– Я не останусь.
– Уйдете – и мне придется вас убить, – сказал Борхерт. – Во имя веры. Ничего личного.
Кляйн посмотрел на свою руку, потом на Борхерта.
– Не хотите хотя бы выслушать меня, мистер Кляйн? Прежде чем решать, стоит ли ради этого умирать?
– Ладно, – ответил Кляйн. – Почему бы и нет.
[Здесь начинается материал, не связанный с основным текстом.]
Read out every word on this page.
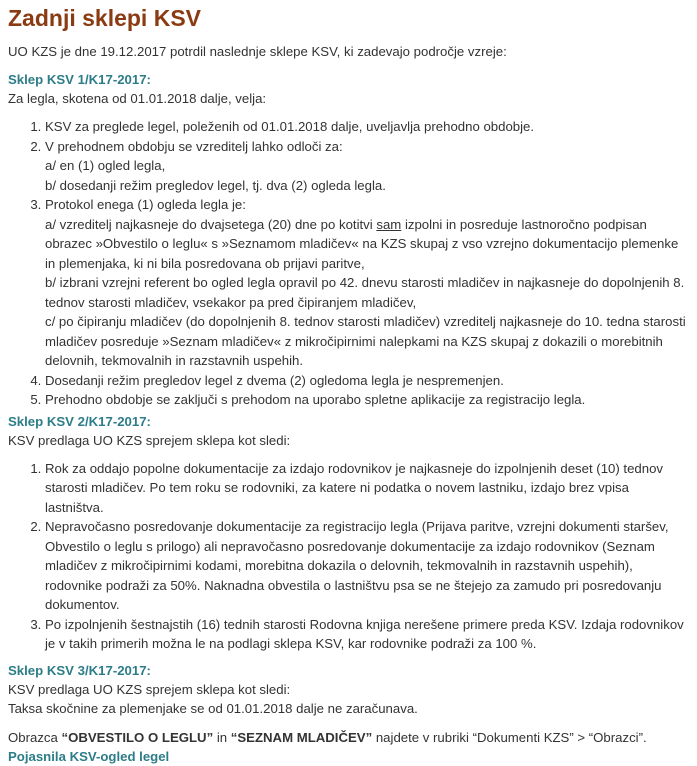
Zadnji sklepi KSV

UO KZS je dne 19.12.2017 potrdil naslednje sklepe KSV, ki zadevajo področje vzreje:

Sklep KSV 1/K17-2017:

Za legla, skotena od 01.01.2018 dalje, velja:

1. KSV za preglede legel, poleženih od 01.01.2018 dalje, uveljavlja prehodno obdobje.
2. V prehodnem obdobju se vzreditelj lahko odloči za:
a/ en (1) ogled legla,
b/ dosedanji režim pregledov legel, tj. dva (2) ogleda legla.
3. Protokol enega (1) ogleda legla je:
a/ vzreditelj najkasneje do dvajsetega (20) dne po kotitvi sam izpolni in posreduje lastnoročno podpisan obrazec »Obvestilo o leglu« s »Seznamom mladičev« na KZS skupaj z vso vzrejno dokumentacijo plemenke in plemenjaka, ki ni bila posredovana ob prijavi paritve,
b/ izbrani vzrejni referent bo ogled legla opravil po 42. dnevu starosti mladičev in najkasneje do dopolnjenih 8. tednov starosti mladičev, vsekakor pa pred čipiranjem mladičev,
c/ po čipiranju mladičev (do dopolnjenih 8. tednov starosti mladičev) vzreditelj najkasneje do 10. tedna starosti mladičev posreduje »Seznam mladičev« z mikročipirnimi nalepkami na KZS skupaj z dokazili o morebitnih delovnih, tekmovalnih in razstavnih uspehih.
4. Dosedanji režim pregledov legel z dvema (2) ogledoma legla je nespremenjen.
5. Prehodno obdobje se zaključi s prehodom na uporabo spletne aplikacije za registracijo legla.

Sklep KSV 2/K17-2017:

KSV predlaga UO KZS sprejem sklepa kot sledi:

1. Rok za oddajo popolne dokumentacije za izdajo rodovnikov je najkasneje do izpolnjenih deset (10) tednov starosti mladičev. Po tem roku se rodovniki, za katere ni podatka o novem lastniku, izdajo brez vpisa lastništva.
2. Nepravočasno posredovanje dokumentacije za registracijo legla (Prijava paritve, vzrejni dokumenti staršev, Obvestilo o leglu s prilogo) ali nepravočasno posredovanje dokumentacije za izdajo rodovnikov (Seznam mladičev z mikročipirnimi kodami, morebitna dokazila o delovnih, tekmovalnih in razstavnih uspehih), rodovnike podraži za 50%. Naknadna obvestila o lastništvu psa se ne štejejo za zamudo pri posredovanju dokumentov.
3. Po izpolnjenih šestnajstih (16) tednih starosti Rodovna knjiga nerešene primere preda KSV. Izdaja rodovnikov je v takih primerih možna le na podlagi sklepa KSV, kar rodovnike podraži za 100 %.

Sklep KSV 3/K17-2017:

KSV predlaga UO KZS sprejem sklepa kot sledi:

Taksa skočnine za plemenjake se od 01.01.2018 dalje ne zaračunava.

Obrazca “OBVESTILO O LEGLU” in “SEZNAM MLADIČEV” najdete v rubriki “Dokumenti KZS” > “Obrazci”.

Pojasnila KSV-ogled legel
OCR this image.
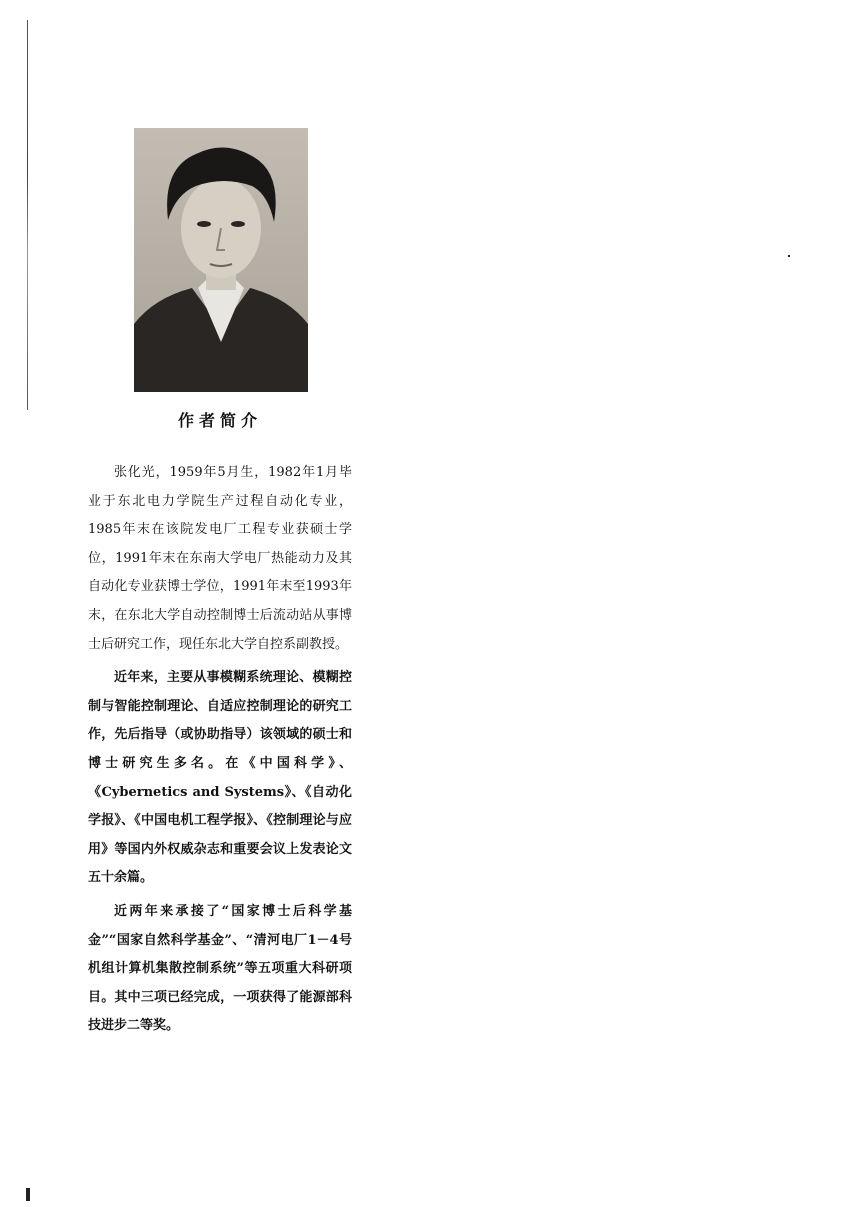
作者简介

张化光，1959年5月生，1982年1月毕业于东北电力学院生产过程自动化专业，1985年末在该院发电厂工程专业获硕士学位，1991年末在东南大学电厂热能动力及其自动化专业获博士学位，1991年末至1993年末，在东北大学自动控制博士后流动站从事博士后研究工作，现任东北大学自控系副教授。

近年来，主要从事模糊系统理论、模糊控制与智能控制理论、自适应控制理论的研究工作，先后指导（或协助指导）该领域的硕士和博士研究生多名。在《中国科学》、《Cybernetics and Systems》、《自动化学报》、《中国电机工程学报》、《控制理论与应用》等国内外权威杂志和重要会议上发表论文五十余篇。

近两年来承接了“国家博士后科学基金”“国家自然科学基金”、“清河电厂1－4号机组计算机集散控制系统”等五项重大科研项目。其中三项已经完成，一项获得了能源部科技进步二等奖。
– Совершено преступление. Вам воспрещается обсуждать конкретные детали преступления с теми, у кого меньше десяти ампутаций. Я понятно излагаю?
– Да, – ответил Кляйн.
– И в любом случае, мистер Кляйн, я жду от вас конфиденциальности. Это довольно хрупкое сообщество. Единственный, кому известен весь масштаб преступления, – это я сам, а скоро о нем узнаете и вы.
Кляйн просто кивнул.
– Кратко говоря, произошло убийство, – сказал Борхерт.
– Убийство, – повторил Кляйн. – Убийство – не совсем моя специальность.
– Нет, – согласился Борхерт. – Но у нас есть только вы.
– Можно спросить, кого убили?
– Человека по имени Элайн. Он организовал это сообщество, это братство. Пророк, мистик. Обе руки отхвачены по плечо, нет ног, пенис отрублен, уши отсечены, глаза выколоты, язык частично вырезан, зубы вырваны, губы удалены, соски отсечены, ягодиц нет. Все, что можно было удалить, – удалено. Истинный провидец. Убит.
– И как он убит?
– Кто-то раскроил ему грудину и вырвал сердце.
– Вы представляете, кто…
– Нет, – сказал Борхерт. – И мы бы хотели вернуть сердце, если это возможно.
– Зачем оно вам?
Борхерт улыбнулся:
– Мистер Кляйн. Мы братство. Это религия. Его сердце для нас много значит.
Кляйн пожал плечами.
– Не ожидаю, что вы поймете, – сказал Борхерт. – Вы посторонний. Но, возможно, однажды и поймете. – Он неловко поерзал в кресле. – Кстати говоря, а что случилось с вашей ладонью?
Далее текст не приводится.